ものが売れない時代の営業マンを支援するために、NIコンサルティングは、長期間にわたって安定的に売り上げを生み出す営業手法「ストラテジック・セールス」を提唱する。さらに、それを実践するためのシステムとして、営業支援システム「Sales Force Assistant」を提供している。

長尾一洋 代表取締役

 どんなに優れた商品でも、どんなに腕利きの営業マンでも、受注率100%はあり得ない。どの会社でも、受注率よりも圧倒的に大きい失注率を抱えている。この「失注」に注目したのが、NIコンサルティングだ。

「大事なことは、失注を単純に捨ててしまわないこと。失注客もダムにためて財産にし、長期的な営業戦略の中に組み込むことで、結果として受注率を高め、失注客を受注客に変えられるのです」と、代表取締役の長尾一洋氏は語る。

 長尾氏が開発した営業手法「ストラテジック・セールス」は、情報を蓄積して活用するデータベースセールスの一種で、“ダム”と“観覧車”というユニークなデータ活用形態を提案する(図1)。

図1 ストラテジック・セールスにおける“ダム”と“観覧車”拡大画像表示

 ダムとは、失注客を含めて、顧客および潜在顧客の基礎情報を蓄積しておくデータベースだ。一方の観覧車は、購買確率の高い顧客・案件を見極めて、期間管理を伴う購買サイクルを回すことである。

 その場では売れなくても、顧客の事情が変わったり、ニーズに応える再提案ができたりすることがある。ストラテジック・セールスとは、長期にわたって安定的かつ高い確率で受注、売り上げを生み出し続けていく営業戦略なのである。

戦略的営業手法の
実践を支えるSFA

 ダムにはできるだけ多くの情報が欲しい。しかしダムや観覧車が大きくなると、人の力でコントロールすることは困難になる。そこで、ストラテジック・セールスを実践するには、ITの支援が不可欠となる。

「従来のSFA(Sales Force Automation)は、営業マネジャー向けの管理ソフトでした。しかし、日本の営業マンが求めているのは自動化ではなく、Sales Force Assistant(アシスタント)なのです」と長尾氏は強調する。

 同社が開発した営業支援システム「Sales Force Assistant」は、営業マンの気付きを促すことを大きな役割としている。例えば、訪問準備アシスト機能は、翌日予定している訪問先について、過去の履歴の件数などをプッシュ通知する。履歴の中にクレーム情報があった場合、その件数と内容を通知する機能もある。現在自分が取り組んでいる案件と類似したものを検索し、社内の成功事例を教えてくれる機能もある。

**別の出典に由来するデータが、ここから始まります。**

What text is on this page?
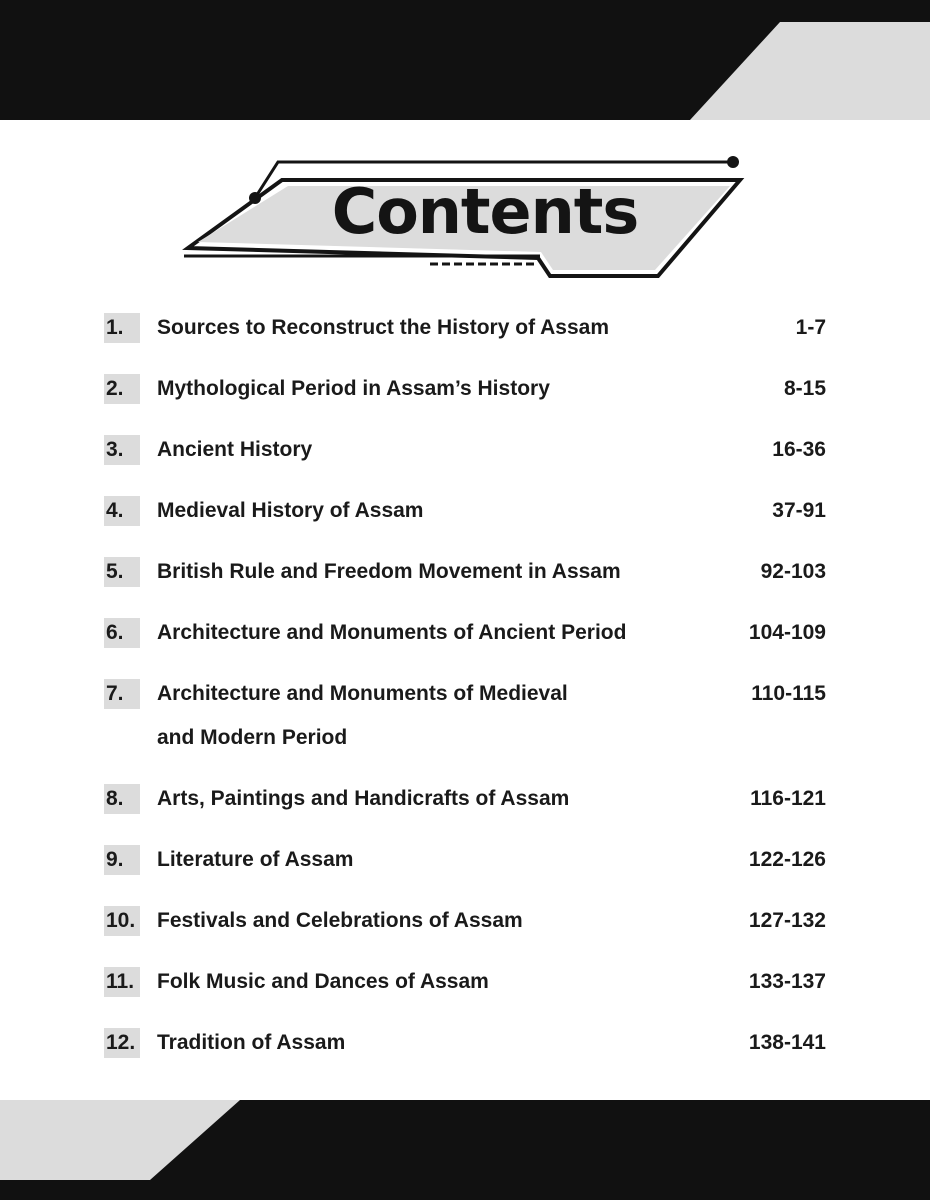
Contents
1.	Sources to Reconstruct the History of Assam	1-7
2.	Mythological Period in Assam’s History	8-15
3.	Ancient History	16-36
4.	Medieval History of Assam	37-91
5.	British Rule and Freedom Movement in Assam	92-103
6.	Architecture and Monuments of Ancient Period	104-109
7.	Architecture and Monuments of Medieval
and Modern Period
110-115
8.	Arts, Paintings and Handicrafts of Assam	116-121
9.	Literature of Assam	122-126
10. Festivals and Celebrations of Assam	127-132
11. Folk Music and Dances of Assam	133-137
12. Tradition of Assam	138-141
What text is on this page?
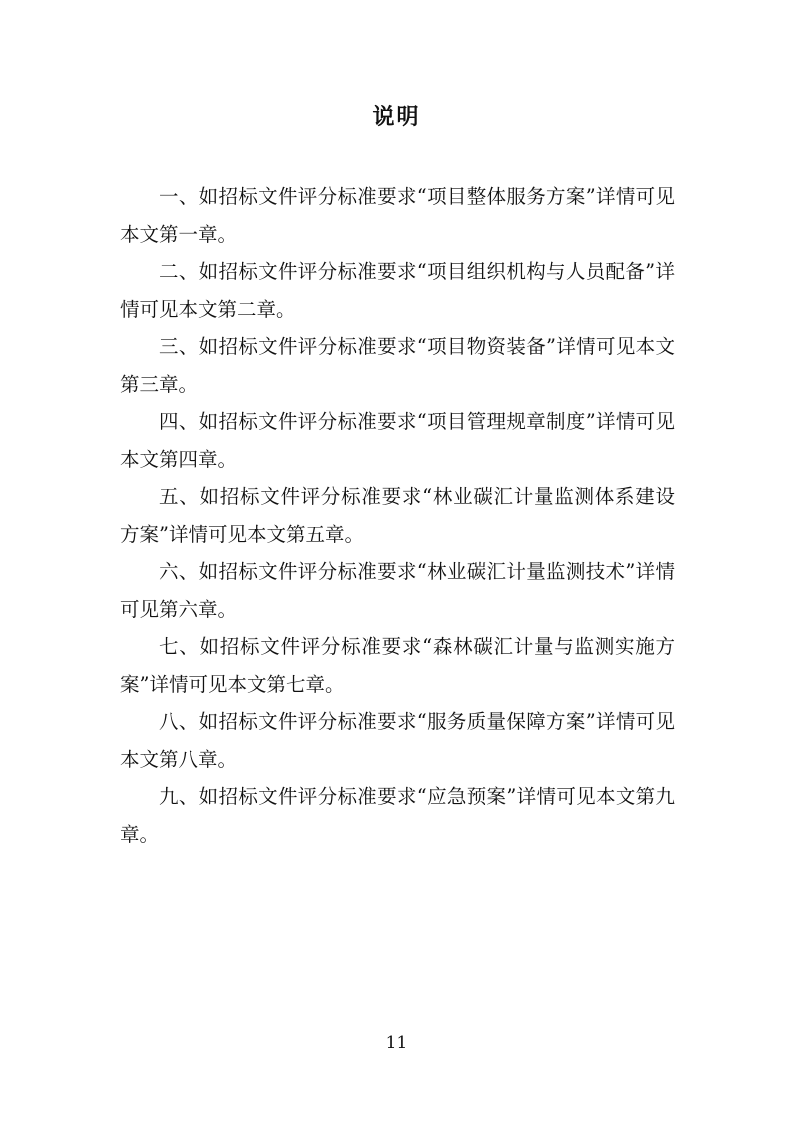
说明

一、如招标文件评分标准要求“项目整体服务方案”详情可见本文第一章。

二、如招标文件评分标准要求“项目组织机构与人员配备”详情可见本文第二章。

三、如招标文件评分标准要求“项目物资装备”详情可见本文第三章。

四、如招标文件评分标准要求“项目管理规章制度”详情可见本文第四章。

五、如招标文件评分标准要求“林业碳汇计量监测体系建设方案”详情可见本文第五章。

六、如招标文件评分标准要求“林业碳汇计量监测技术”详情可见第六章。

七、如招标文件评分标准要求“森林碳汇计量与监测实施方案”详情可见本文第七章。

八、如招标文件评分标准要求“服务质量保障方案”详情可见本文第八章。

九、如招标文件评分标准要求“应急预案”详情可见本文第九章。

11
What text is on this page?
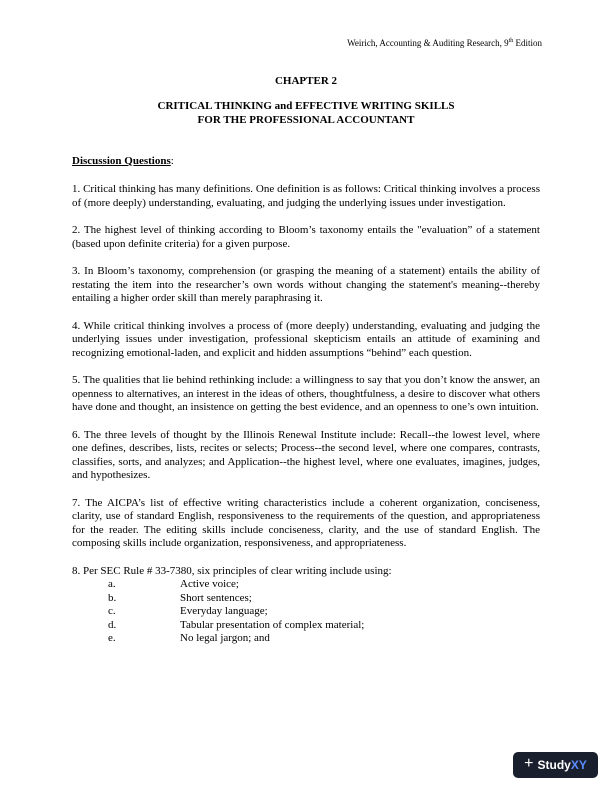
Weirich, Accounting & Auditing Research, 9th Edition
CHAPTER 2
CRITICAL THINKING and EFFECTIVE WRITING SKILLS
FOR THE PROFESSIONAL ACCOUNTANT
Discussion Questions:

1. Critical thinking has many definitions. One definition is as follows: Critical thinking involves a process of (more deeply) understanding, evaluating, and judging the underlying issues under investigation.

2. The highest level of thinking according to Bloom’s taxonomy entails the "evaluation” of a statement (based upon definite criteria) for a given purpose.

3. In Bloom’s taxonomy, comprehension (or grasping the meaning of a statement) entails the ability of restating the item into the researcher’s own words without changing the statement's meaning--thereby entailing a higher order skill than merely paraphrasing it.

4. While critical thinking involves a process of (more deeply) understanding, evaluating and judging the underlying issues under investigation, professional skepticism entails an attitude of examining and recognizing emotional-laden, and explicit and hidden assumptions “behind” each question.

5. The qualities that lie behind rethinking include: a willingness to say that you don’t know the answer, an openness to alternatives, an interest in the ideas of others, thoughtfulness, a desire to discover what others have done and thought, an insistence on getting the best evidence, and an openness to one’s own intuition.

6. The three levels of thought by the Illinois Renewal Institute include: Recall--the lowest level, where one defines, describes, lists, recites or selects; Process--the second level, where one compares, contrasts, classifies, sorts, and analyzes; and Application--the highest level, where one evaluates, imagines, judges, and hypothesizes.

7. The AICPA’s list of effective writing characteristics include a coherent organization, conciseness, clarity, use of standard English, responsiveness to the requirements of the question, and appropriateness for the reader. The editing skills include conciseness, clarity, and the use of standard English. The composing skills include organization, responsiveness, and appropriateness.

8. Per SEC Rule # 33-7380, six principles of clear writing include using:

a.	Active voice;
b.	Short sentences;
c.	Everyday language;
d.	Tabular presentation of complex material;
e.	No legal jargon; and
+ StudyXY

 こうしたアシスタントの機能はアニメーションで擬人化されており、性別やキャラクターを利用者が選択できる。多くの会社がコスト圧縮で人員削減しており、営業雑務を担ってくれる人間は少ない。資料探しも提案書コピーも自分でやりながら、営業成績を上げなければならない営業マンを支援したいという思いも、アシスタントの擬人化には込められている。